J'espère que cette tournée aura été suivie par des professionnels en audiovisuelle ou des amateurs œuvrant avec professionnalisme et que nous pourrions la suivre, non pas en tant qu'anecdote, sur au moins les chaines publiques avec un montage qui permette d'en saisir le sens et la portée.
De ToRDReLoRDRE
chien de talus | 11H09 | 04/10/2008 |
Une autre approche de la mondialisation, de l'internationalisme positif, du réel progrès, l'antithèse de la crise financière, ce genre d'échange est un grand coup de latte dans les nationalismes de tout bord, la lutte dépasse de loin les frontières et peuples c'est d'une actualité criante !
De Jana
bretonne en Normandie | 11H12 | 04/10/2008 |
D'accord Tinhinane.
Chacun peut déjà faire circuler cet article au maximum autour de soi…
Merci Emmanuel Riondé
De C-dâv
20H49 | 04/10/2008 |
Pas de pays sans paysan !
Paysans- travailleurs ,indios même combat.
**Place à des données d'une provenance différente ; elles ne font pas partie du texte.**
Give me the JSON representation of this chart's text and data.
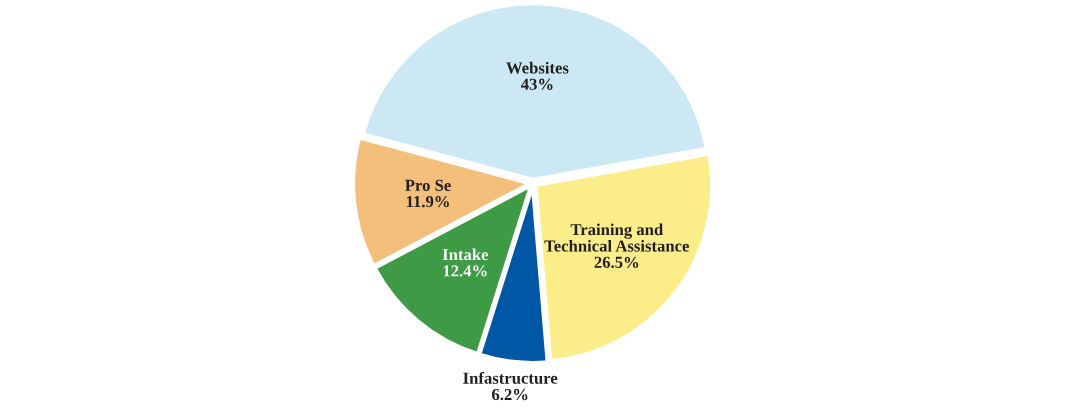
{
  "chart_data": {
    "type": "pie",
    "categories": [
      "Websites",
      "Training and\nTechnical Assistance",
      "Infastructure",
      "Intake",
      "Pro Se"
    ],
    "values": [
      43,
      26.5,
      6.2,
      12.4,
      11.9
    ],
    "colors": [
      "#cce8f4",
      "#fbee8a",
      "#0057a6",
      "#3f9a45",
      "#f4bf7a"
    ],
    "value_labels": [
      "43%",
      "26.5%",
      "6.2%",
      "12.4%",
      "11.9%"
    ]
  }
}
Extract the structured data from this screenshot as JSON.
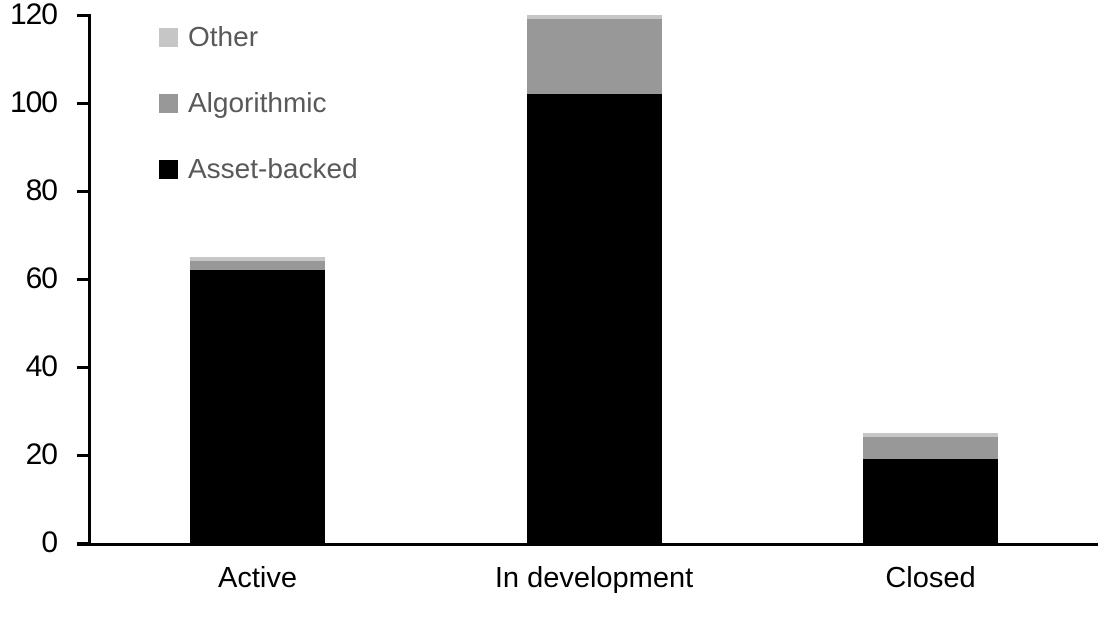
{
  "chart_data": {
    "type": "bar",
    "stacked": true,
    "title": "",
    "xlabel": "",
    "ylabel": "",
    "categories": [
      "Active",
      "In development",
      "Closed"
    ],
    "series": [
      {
        "name": "Asset-backed",
        "color": "#000000",
        "values": [
          62,
          102,
          19
        ]
      },
      {
        "name": "Algorithmic",
        "color": "#989898",
        "values": [
          2,
          17,
          5
        ]
      },
      {
        "name": "Other",
        "color": "#c6c6c6",
        "values": [
          1,
          1,
          1
        ]
      }
    ],
    "totals": [
      65,
      120,
      25
    ],
    "ylim": [
      0,
      120
    ],
    "yticks": [
      0,
      20,
      40,
      60,
      80,
      100,
      120
    ],
    "grid": false,
    "legend_position": "top-left",
    "legend_order": [
      "Other",
      "Algorithmic",
      "Asset-backed"
    ]
  },
  "colors": {
    "background": "#ffffff",
    "axis": "#000000",
    "tick_label_text": "#000000",
    "category_label_text": "#000000",
    "legend_text": "#595959"
  }
}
Le K se casse la figure,ne le relevons pas,enterrons -le !
Vive l'internationalisme positif,à-bas toutes privatisations,la preuve : les E.U nationalisent les pertes et privatisent(encore) les profits,ça rend la tarte à la crème de Besancenot beaucoup plus légère et digeste…
De michel 13
| 23H32 | 04/10/2008 |
« depuis 515 ans », les indiens du Mexique résistent, je ne suis pas certain qu'ils pourront résister encore très longtemps. Leur voisin trouvera un moyen « efficace » pour les éliminer rapidement. C'est d'ailleurs ce qui nous attend car les luttes sont trop dispersées pour arriver à un vrai changement. Il y a beaucoup de discours, mais peu d'actions solidaires pour lutter contre cette pieuvre qui peu à peu nous étouffe. Ce n'est pas la crise financière que nous connaissons actuellement qui changera la donne, car le pouvoir continuera d'appartenir aux-mêmes et pas aux peuples.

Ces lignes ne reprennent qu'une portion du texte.